Somewhere along the line, I got the idea that I didn't have the right to manipulate my own ideas. Some of them are good ideas, and if I put my grubby little hands on them too much, I'll mess them up and there won't be anything good left of them. If only these ideas had been born to someone who already knew how to fly, someone who could get them on the ground safely and with a dash of style.

But they're mine. I am the only one who sees them whole. I'm the only chance they have of existing as they came to me and if I turn them down, they will fade away unknown and unloved. I owe them more than that. I have to try. Besides, if I can't crash my own planes in my own runway, how can I ever hope to learn to land properly?

So, I'm trying. I'm trying and trying. When I start to catch myself burning out on one project, I pull out another one and tack a few more words on that one. I'm making my way toward the finish line inch by inch. It may take me eight and a half years to make it down the aisle, but I'm going to get there with every one of these projects and we're going to make it official.

Someone beat us to it.
If you're like me and you're just a little afraid of ruining your own work, I challenge you to jump in face first and mess it up a little, just to see that it doesn't hurt and there's nothing you can do to it that you can't undo.
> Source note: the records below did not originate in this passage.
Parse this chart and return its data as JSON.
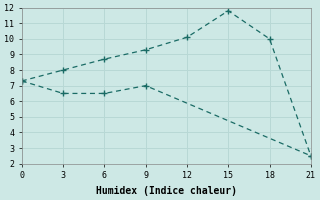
{
  "xlabel": "Humidex (Indice chaleur)",
  "bg_color": "#cde8e5",
  "line_color": "#1a6b65",
  "grid_color": "#b8d8d5",
  "line1_x": [
    0,
    3,
    6,
    9,
    12,
    15,
    18,
    21
  ],
  "line1_y": [
    7.3,
    8.0,
    8.7,
    9.3,
    10.1,
    11.8,
    10.0,
    2.5
  ],
  "line2_x": [
    0,
    3,
    6,
    9,
    21
  ],
  "line2_y": [
    7.3,
    6.5,
    6.5,
    7.0,
    2.5
  ],
  "line3_x": [
    0,
    21
  ],
  "line3_y": [
    7.3,
    2.5
  ],
  "xlim": [
    0,
    21
  ],
  "ylim": [
    2,
    12
  ],
  "xticks": [
    0,
    3,
    6,
    9,
    12,
    15,
    18,
    21
  ],
  "yticks": [
    2,
    3,
    4,
    5,
    6,
    7,
    8,
    9,
    10,
    11,
    12
  ]
}
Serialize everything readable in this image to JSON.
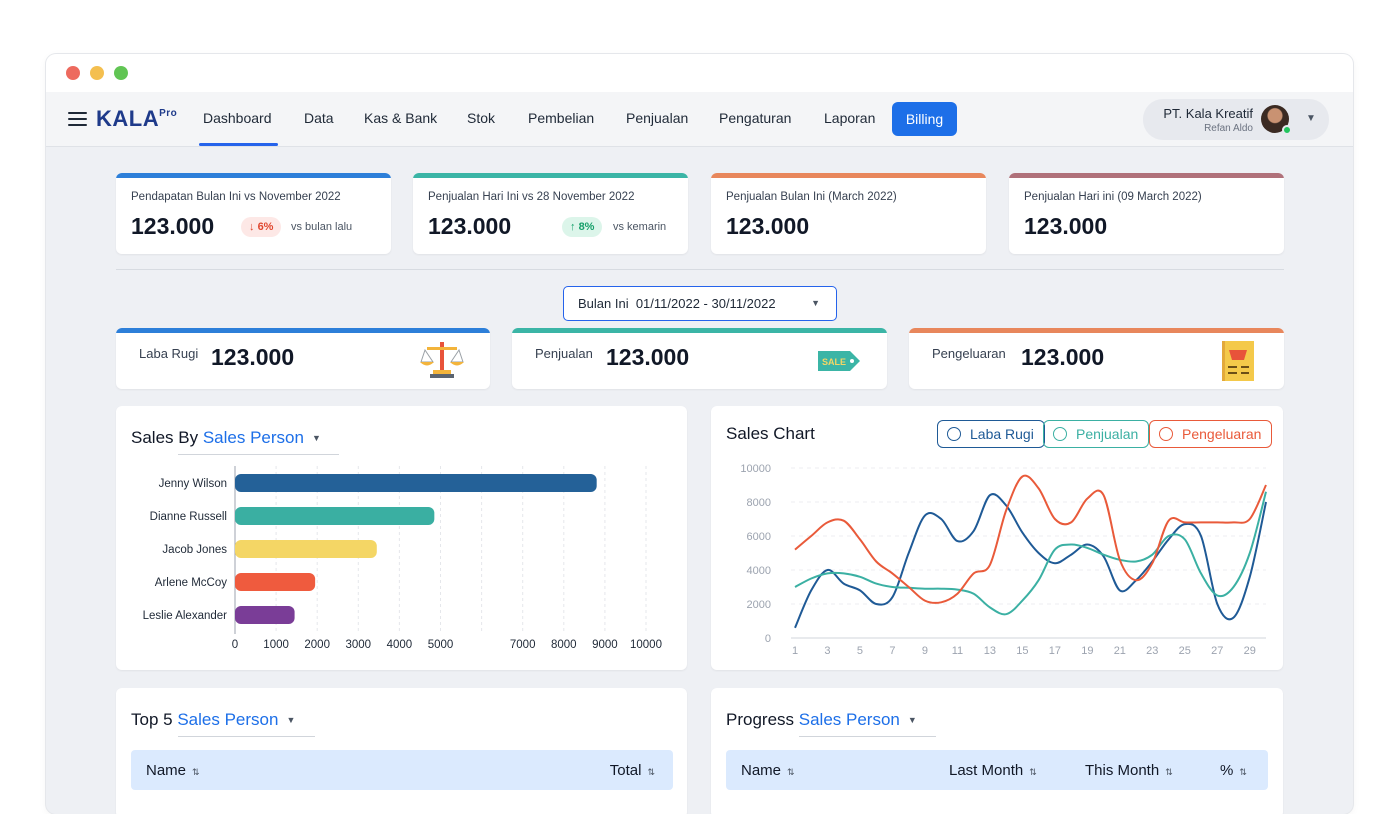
{
  "colors": {
    "blue": "#2d7fd9",
    "teal": "#3bb5a6",
    "orange": "#e8875c",
    "mauve": "#b0717a",
    "accent": "#1d6fe8",
    "bar_navy": "#246198",
    "bar_teal": "#3aafa2",
    "bar_yellow": "#f4d665",
    "bar_red": "#ef5b3e",
    "bar_purple": "#7a3d97",
    "line_laba": "#1f5a96",
    "line_penjualan": "#3bb0a3",
    "line_pengeluaran": "#e95a3a"
  },
  "window": {
    "dots": [
      "#ed6a5e",
      "#f4bf4f",
      "#61c554"
    ]
  },
  "nav": {
    "logo": "KALA",
    "logo_sup": "Pro",
    "menu_icon": "hamburger-menu-icon",
    "items": [
      "Dashboard",
      "Data",
      "Kas & Bank",
      "Stok",
      "Pembelian",
      "Penjualan",
      "Pengaturan",
      "Laporan"
    ],
    "billing": "Billing",
    "profile_name": "PT. Kala Kreatif",
    "profile_sub": "Refan Aldo"
  },
  "stats": [
    {
      "label": "Pendapatan Bulan Ini vs November 2022",
      "value": "123.000",
      "badge": "6%",
      "badge_dir": "down",
      "note": "vs bulan lalu"
    },
    {
      "label": "Penjualan Hari Ini vs 28 November 2022",
      "value": "123.000",
      "badge": "8%",
      "badge_dir": "up",
      "note": "vs kemarin"
    },
    {
      "label": "Penjualan Bulan Ini (March 2022)",
      "value": "123.000"
    },
    {
      "label": "Penjualan Hari ini (09 March 2022)",
      "value": "123.000"
    }
  ],
  "daterange": {
    "label": "Bulan Ini",
    "range": "01/11/2022 - 30/11/2022"
  },
  "summary": [
    {
      "label": "Laba Rugi",
      "value": "123.000",
      "icon": "balance-scale-icon"
    },
    {
      "label": "Penjualan",
      "value": "123.000",
      "icon": "sale-tag-icon"
    },
    {
      "label": "Pengeluaran",
      "value": "123.000",
      "icon": "receipt-basket-icon"
    }
  ],
  "sales_by": {
    "title_prefix": "Sales By",
    "title_link": "Sales Person"
  },
  "sales_chart_title": "Sales Chart",
  "top5": {
    "title_prefix": "Top 5",
    "title_link": "Sales Person",
    "columns": [
      "Name",
      "Total"
    ]
  },
  "progress": {
    "title_prefix": "Progress",
    "title_link": "Sales Person",
    "columns": [
      "Name",
      "Last Month",
      "This Month",
      "%"
    ]
  },
  "chart_data": [
    {
      "type": "bar",
      "orientation": "horizontal",
      "title": "Sales By Sales Person",
      "categories": [
        "Jenny Wilson",
        "Dianne Russell",
        "Jacob Jones",
        "Arlene McCoy",
        "Leslie Alexander"
      ],
      "values": [
        8800,
        4850,
        3450,
        1950,
        1450
      ],
      "xlim": [
        0,
        10000
      ],
      "xticks": [
        0,
        1000,
        2000,
        3000,
        4000,
        5000,
        7000,
        8000,
        9000,
        10000
      ],
      "grid": true
    },
    {
      "type": "line",
      "title": "Sales Chart",
      "x": [
        1,
        2,
        3,
        4,
        5,
        6,
        7,
        8,
        9,
        10,
        11,
        12,
        13,
        14,
        15,
        16,
        17,
        18,
        19,
        20,
        21,
        22,
        23,
        24,
        25,
        26,
        27,
        28,
        29,
        30
      ],
      "xticks": [
        1,
        3,
        5,
        7,
        9,
        11,
        13,
        15,
        17,
        19,
        21,
        23,
        25,
        27,
        29
      ],
      "ylim": [
        0,
        10000
      ],
      "yticks": [
        0,
        2000,
        4000,
        6000,
        8000,
        10000
      ],
      "series": [
        {
          "name": "Laba Rugi",
          "values": [
            600,
            2800,
            4000,
            3200,
            2800,
            2000,
            2400,
            5000,
            7200,
            7000,
            5700,
            6300,
            8400,
            7800,
            6200,
            5000,
            4400,
            4900,
            5500,
            4800,
            2800,
            3400,
            4500,
            5800,
            6700,
            6000,
            2000,
            1200,
            3600,
            8000
          ]
        },
        {
          "name": "Penjualan",
          "values": [
            3000,
            3500,
            3800,
            3800,
            3600,
            3200,
            3000,
            2950,
            2900,
            2900,
            2850,
            2600,
            1800,
            1400,
            2200,
            3400,
            5200,
            5500,
            5300,
            4900,
            4600,
            4500,
            4900,
            6000,
            5800,
            3800,
            2500,
            3000,
            5000,
            8600
          ]
        },
        {
          "name": "Pengeluaran",
          "values": [
            5200,
            6000,
            6800,
            6900,
            5800,
            4500,
            3800,
            3000,
            2200,
            2100,
            2600,
            3800,
            4300,
            7500,
            9500,
            8800,
            7000,
            6800,
            8200,
            8400,
            4600,
            3400,
            4400,
            6900,
            6800,
            6800,
            6800,
            6800,
            7000,
            9000
          ]
        }
      ]
    }
  ]
}
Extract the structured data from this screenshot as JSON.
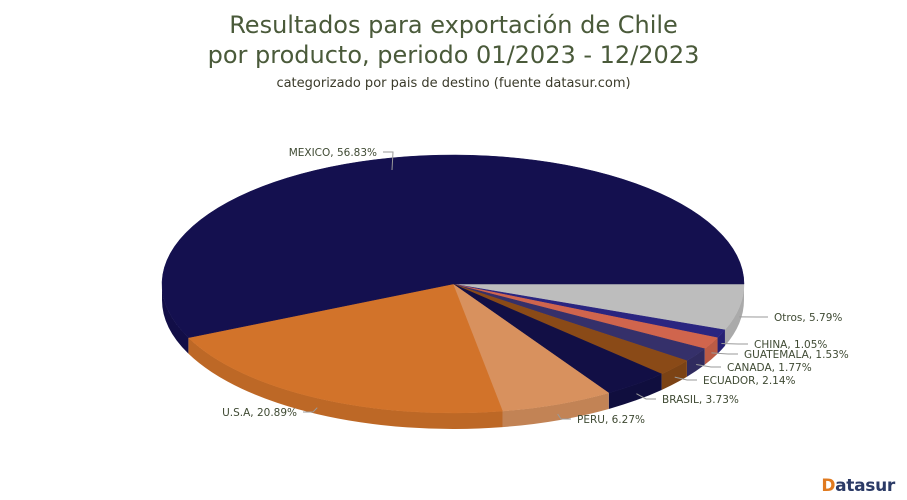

It can actually be kind of fun, like the time my friend Laura and I turned all our main characters into (Zombies are so overdone. Xombies are the future.)

Do whatever you need to do to get there. Take all the time you need, but don't ever forget that every plane has to land one way or another. Give yourself a chance to land it right before you run out of gas and fall out of the sky. Your work is your work and nobody can do it better than you. Write it the way it was meant to be written--in the way that only you can write it. 


Chad Weatherford said...

I think I know exactly what you're trying to say. It's the experience or feeling or whatever moves you to write that you're afraid you're going to lose or not do justice to once you articulate it. I have had this interesting experience of being adopted & meeting my birthfamily abt 7 yrs ago. And everyone tells me to write a memoir. But it is difficult to explain how painful it is to turn it into something else by articulating it. It's unavoidable because no writer or English major is going to allow something to be written anything less than perfect. But you see yourself changing the experience with your words & so you get so OCD abt your writing that it never gets finished.

Marisa said...

Chad, that's exactly what I was trying to say. I can imagine that you've felt this in force dealing with such a sensitive subject as you mentioned. I guess maybe the thing we should both remember is that there is no "objective" story out there, like Platonic Forms of our stories, but what exists is what we create. I'd say it is probably true that we don't feel for our work what other readers' feel for our work and maybe we do a better job of capturing the emotion we're writing from than we know, but we will never know for sure unless we write it down and let some people read it. Let's work on not being OCD about it and just do the writing. We can always smooth the cracks and shape the clay once we've got something to work with. (I ended a sentence with a preposition! NOOOOOO!! *is shot by English major snipers*)

Chad Weatherford said...

Yes, I thought I was on the same page. It helped me when I decided I was going to teach & knew that it didn't matter what I wrote or if I wrote. I got a couple of poems published after getting my Bachelor's & shortly before working at the bookstore & honestly thought I would just write & not go back to school. It just helps to not censor yourself or hold back & not tell yourself that your life depends on how you express this or that particular thought. Now, I'm more interested in getting young people writing & I'll write if & when I feel moved to do so.